Symptoms of inhalation exposure: Severe burning of the respiratory tract and eyes, coughing, burning of the throat, shortness of breath, nausea, and vomiting are symptoms of phosgene poisoning.

Laboratory findings: Measuring arterial oxygen levels and detecting respiratory acidosis are crucial in diagnosing phosgene poisoning. Both tests may appear normal in the early stages, but if pulmonary edema occurs, oxygen and respiratory acidosis levels will decrease.

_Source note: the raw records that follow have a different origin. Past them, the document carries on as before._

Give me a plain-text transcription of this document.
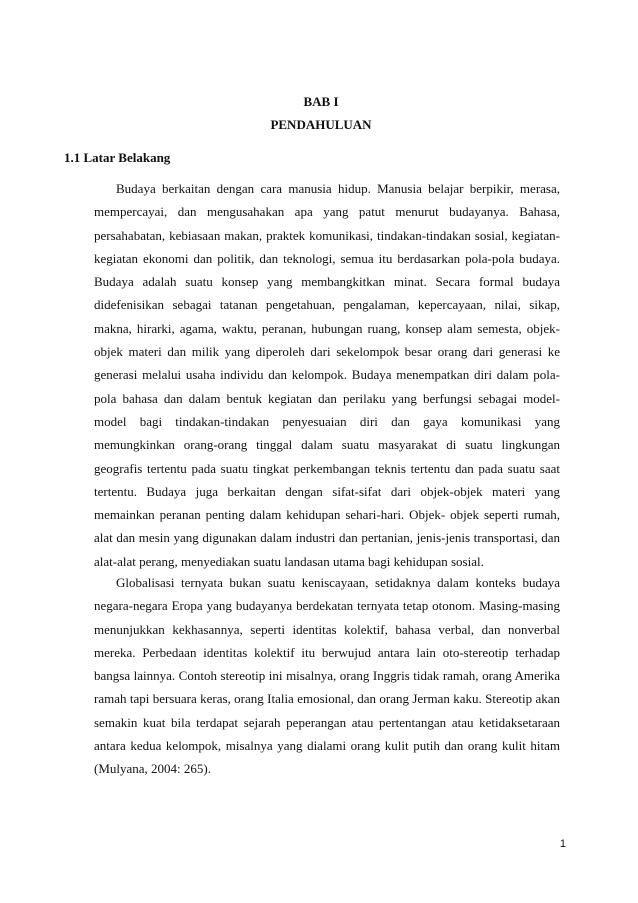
BAB I
PENDAHULUAN
1.1 Latar Belakang

Budaya berkaitan dengan cara manusia hidup. Manusia belajar berpikir, merasa, mempercayai, dan mengusahakan apa yang patut menurut budayanya. Bahasa, persahabatan, kebiasaan makan, praktek komunikasi, tindakan-tindakan sosial, kegiatan-kegiatan ekonomi dan politik, dan teknologi, semua itu berdasarkan pola-pola budaya. Budaya adalah suatu konsep yang membangkitkan minat. Secara formal budaya didefenisikan sebagai tatanan pengetahuan, pengalaman, kepercayaan, nilai, sikap, makna, hirarki, agama, waktu, peranan, hubungan ruang, konsep alam semesta, objek-objek materi dan milik yang diperoleh dari sekelompok besar orang dari generasi ke generasi melalui usaha individu dan kelompok. Budaya menempatkan diri dalam pola-pola bahasa dan dalam bentuk kegiatan dan perilaku yang berfungsi sebagai model-model bagi tindakan-tindakan penyesuaian diri dan gaya komunikasi yang memungkinkan orang-orang tinggal dalam suatu masyarakat di suatu lingkungan geografis tertentu pada suatu tingkat perkembangan teknis tertentu dan pada suatu saat tertentu. Budaya juga berkaitan dengan sifat-sifat dari objek-objek materi yang memainkan peranan penting dalam kehidupan sehari-hari. Objek- objek seperti rumah, alat dan mesin yang digunakan dalam industri dan pertanian, jenis-jenis transportasi, dan alat-alat perang, menyediakan suatu landasan utama bagi kehidupan sosial.

Globalisasi ternyata bukan suatu keniscayaan, setidaknya dalam konteks budaya negara-negara Eropa yang budayanya berdekatan ternyata tetap otonom. Masing-masing menunjukkan kekhasannya, seperti identitas kolektif, bahasa verbal, dan nonverbal mereka. Perbedaan identitas kolektif itu berwujud antara lain oto-stereotip terhadap bangsa lainnya. Contoh stereotip ini misalnya, orang Inggris tidak ramah, orang Amerika ramah tapi bersuara keras, orang Italia emosional, dan orang Jerman kaku. Stereotip akan semakin kuat bila terdapat sejarah peperangan atau pertentangan atau ketidaksetaraan antara kedua kelompok, misalnya yang dialami orang kulit putih dan orang kulit hitam (Mulyana, 2004: 265).

1
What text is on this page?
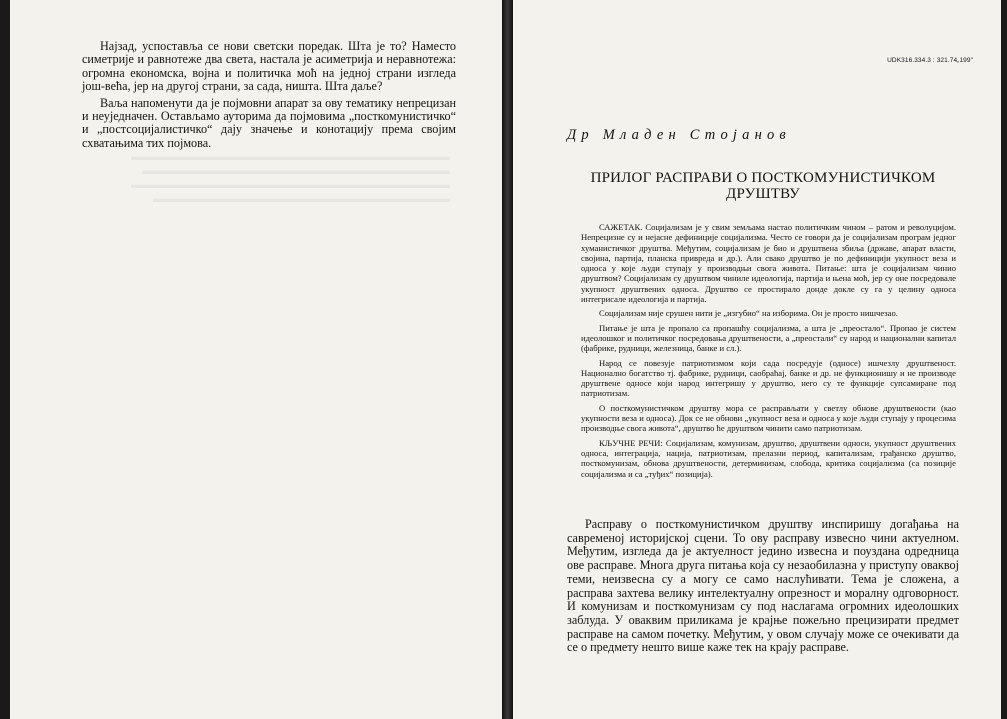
▬▬▬▬▬▬▬▬▬▬▬▬▬▬▬▬▬▬▬▬▬▬▬▬▬▬▬▬▬
▬▬▬▬▬▬▬▬▬▬▬▬▬▬▬▬▬▬▬▬▬▬▬▬▬▬▬▬
▬▬▬▬▬▬▬▬▬▬▬▬▬▬▬▬▬▬▬▬▬▬▬▬▬▬▬▬▬
▬▬▬▬▬▬▬▬▬▬▬▬▬▬▬▬▬▬▬▬▬▬▬▬▬▬▬

Најзад, успоставља се нови светски поредак. Шта је то? Наместо симетрије и равнотеже два света, настала је асиметрија и неравнотежа: огромна економска, војна и политичка моћ на једној страни изгледа још-већа, јер на другој страни, за сада, ништа. Шта даље?

Ваља напоменути да је појмовни апарат за ову тематику непрецизан и неуједначен. Остављамо ауторима да појмовима „посткомунистичко“ и „постсоцијалистичко“ дају значење и конотацију према својим схватањима тих појмова.

UDK316.334.3 : 321.74„199"
Др Младен Стојанов
ПРИЛОГ РАСПРАВИ О ПОСТКОМУНИСТИЧКОМ ДРУШТВУ

САЖЕТАК. Социјализам је у свим земљама настао политичким чином – ратом и револуцијом. Непрецизне су и нејасне дефиниције социјализма. Често се говори да је социјализам програм једног хуманистичког друштва. Међутим, социјализам је био и друштвена збиља (државе, апарат власти, својина, партија, планска привреда и др.). Али свако друштво је по дефиницији укупност веза и односа у које људи ступају у производњи свога живота. Питање: шта је социјализам чинио друштвом? Социјализам су друштвом чиниле идеологија, партија и њена моћ, јер су оне посредовале укупност друштвених односа. Друштво се простирало донде докле су га у целину односа интегрисале идеологија и партија.

Социјализам није срушен нити је „изгубио“ на изборима. Он је просто нишчезао.

Питање је шта је пропало са пропашћу социјализма, а шта је „преостало“. Пропао је систем идеолошког и политичког посредовања друштвености, а „преостали“ су народ и национални капитал (фабрике, рудници, железница, банке и сл.).

Народ се повезује патриотизмом који сада посредује (односе) ишчезлу друштвеност. Национално богатство тј. фабрике, рудници, саобраћај, банке и др. не функционишу и не производе друштвене односе који народ интегришу у друштво, него су те функције супсамиране под патриотизам.

О посткомунистичком друштву мора се расправљати у светлу обнове друштвености (као укупности веза и односа). Док се не обнови „укупност веза и односа у које људи ступају у процесима производње свога живота“, друштво ће друштвом чинити само патриотизам.

КЉУЧНЕ РЕЧИ: Социјализам, комунизам, друштво, друштвени односи, укупност друштвених односа, интеграција, нација, патриотизам, прелазни период, капитализам, грађанско друштво, посткомунизам, обнова друштвености, детерминизам, слобода, критика социјализма (са позиције социјализма и са „туђих“ позиција).

Расправу о посткомунистичком друштву инспиришу догађања на савременој историјској сцени. То ову расправу извесно чини актуелном. Међутим, изгледа да је актуелност једино извесна и поуздана одредница ове расправе. Многа друга питања која су незаобилазна у приступу оваквој теми, неизвесна су а могу се само наслућивати. Тема је сложена, а расправа захтева велику интелектуалну опрезност и моралну одговорност. И комунизам и посткомунизам су под наслагама огромних идеолошких заблуда. У оваквим приликама је крајње пожељно прецизирати предмет расправе на самом почетку. Међутим, у овом случају може се очекивати да се о предмету нешто више каже тек на крају расправе.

A chest x-ray can also be helpful in detecting pulmonary edema.


What potential long-term physical effects can result from gas poisoning in school students?

The potential long-term physical effects of gas poisoning on students are a major concern for parents and educators alike. Many wonder if those affected by recent poisonings may develop future diseases or complications related to the recent incidents. The likelihood of long-term physical effects depends on three main factors: the type of substance, the level of exposure (gas concentration in the environment, duration of each exposure, and frequency of exposure), and the underlying health conditions of the affected individual.

As there is currently no access to the injured individuals and no official report has been published, providing a definitive answer is impossible. However, in general, short-term exposures to known gases in open spaces, especially for those who do not require hospitalization or special medical care, and do not exhibit severe symptoms, are unlikely to cause long-term physical effects.

It should be noted that prolonged and repeated exposure to highly toxic gases can result in long-term physical effects. Therefore, an accurate answer to this question can only be determined with access to accurate and scientific reports. It is essential that all possible measures are taken to prevent gas exposure in schools and other public spaces to ensure the health and safety of students and individuals.

The information on this topic is subject to change as new evidence emerges, and the report will be updated accordingly.